But — and this will surely be the first time you have ever read this contention — social media changed everything.
PR rushed to the new frontier; the very unpoliceability of this www-dot-Wild-West meant that all sorts of sharp practice became (and remains) fair game: I have seen PRs bigging up their clients with zero acknowledgement of their professional relationship (retweeting to signal-boost positive coverage is especially popular); I can think of multiple publications that put out glowing reviews without disclosing that they didn’t pay so much as a cent.
At first, it seemed like there was a valid alternative out there, that the content produced by independent bloggers, tweeters, and ‘grammers might provide a service for consumers without PRs’ ulterior motive and the attendant temptation to spin, or exaggerate, or maybe even mislead. And for awhile, that’s kind of what happened: for once, we didn’t have to listen to the established critical voices; for once, we had an unvarnished view of what it was like to eat at a hot new opening, to see amateur snaps rather than glossy high-res press shots.
But eyeballs are eyeballs, and as soon as it became clear that enough of them were focused on these new channels — and these new microcelebrities operating within them — then it became inevitable that the more monolithic “conventional” PR houses would seek to co-opt them as another means of spreading the word.
They even invented (or, more accurately, repurposed) a term to make it easier: influencer. It made both parties much more amenable to the ensuing exchanges: PRs could puff the petty vanity of [insert Instagram handles here], giving them the hit of fame and importance that they craved; influencers could graciously accept a whole host of blandishments not as bribes but as homage paid in accordance with their lofty station as, say, the Absolute Clerkenwell Boy; the heralded voice of the Thoroughly Modern Millennial. The practice remains rife across the industry, and if you’re halfway to astute you’ll recognise the indicators: a sudden constellation of ‘grams from a new opening before it’s even open; a loving course-by-course catalogue of the carte blanche tasting menu at a Michelin-starred place you hadn’t thought about for ages; a bunch of snaps from what looks like the coolest party/weekend break/one-night-only event on earth, with a #squad scoring #goals with of all of your other #faves in attendance.
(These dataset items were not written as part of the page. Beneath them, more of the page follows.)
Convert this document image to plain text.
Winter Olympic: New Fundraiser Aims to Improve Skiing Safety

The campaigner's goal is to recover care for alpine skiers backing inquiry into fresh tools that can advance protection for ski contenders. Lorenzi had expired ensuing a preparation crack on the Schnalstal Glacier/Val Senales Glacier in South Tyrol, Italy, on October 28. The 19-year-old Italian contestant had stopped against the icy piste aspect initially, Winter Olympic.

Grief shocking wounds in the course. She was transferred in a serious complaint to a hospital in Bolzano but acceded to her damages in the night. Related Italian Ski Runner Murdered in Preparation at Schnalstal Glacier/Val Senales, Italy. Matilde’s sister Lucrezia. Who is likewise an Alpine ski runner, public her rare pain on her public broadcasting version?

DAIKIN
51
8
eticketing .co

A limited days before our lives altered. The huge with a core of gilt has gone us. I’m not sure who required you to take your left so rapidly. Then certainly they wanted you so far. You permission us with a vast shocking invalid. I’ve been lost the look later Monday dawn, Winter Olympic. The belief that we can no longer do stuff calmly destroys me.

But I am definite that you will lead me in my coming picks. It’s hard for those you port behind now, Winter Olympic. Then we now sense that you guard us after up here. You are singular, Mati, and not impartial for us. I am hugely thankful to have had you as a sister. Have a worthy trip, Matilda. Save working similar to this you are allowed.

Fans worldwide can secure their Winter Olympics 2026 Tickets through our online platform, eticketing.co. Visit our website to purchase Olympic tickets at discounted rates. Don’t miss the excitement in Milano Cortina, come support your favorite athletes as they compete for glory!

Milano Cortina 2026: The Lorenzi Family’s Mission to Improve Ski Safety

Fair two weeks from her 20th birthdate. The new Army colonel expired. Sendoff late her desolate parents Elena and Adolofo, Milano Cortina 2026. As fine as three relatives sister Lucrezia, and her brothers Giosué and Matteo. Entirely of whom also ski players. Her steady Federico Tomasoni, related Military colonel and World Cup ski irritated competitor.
We've never really stopped to consider the Catch-22 irony of the influencer's existence: how they really provide us with nothing; how we follow them because of the privileged access they gain, but they only gain that access because of how many of us follow them. That their content is really just advertising targeted — given foodie filter bubbles — with far more accuracy than that afforded by even the most sophisticated Facebook algorithm; that their recommendation — once trustworthy, because independent — can now be bought with a plate of pasta and a gorgeously appointed Aperol spritz that will really fizz and pop when filtered through Juno.
And it’s not the same as conventional PR — and in fact it’s much worse — because unlike conventional PR (Public Relations, something outward-facing by nature) you welcome these people into your life. Influencer PR is configured around the intimate and personal – you curate the filtered feed that you want to encounter every time you open the app. There is therefore a degree of implicit trust in the relationship, and this trust is abused on a systematic basis by the unfaithful mirror every influencer presents to the world.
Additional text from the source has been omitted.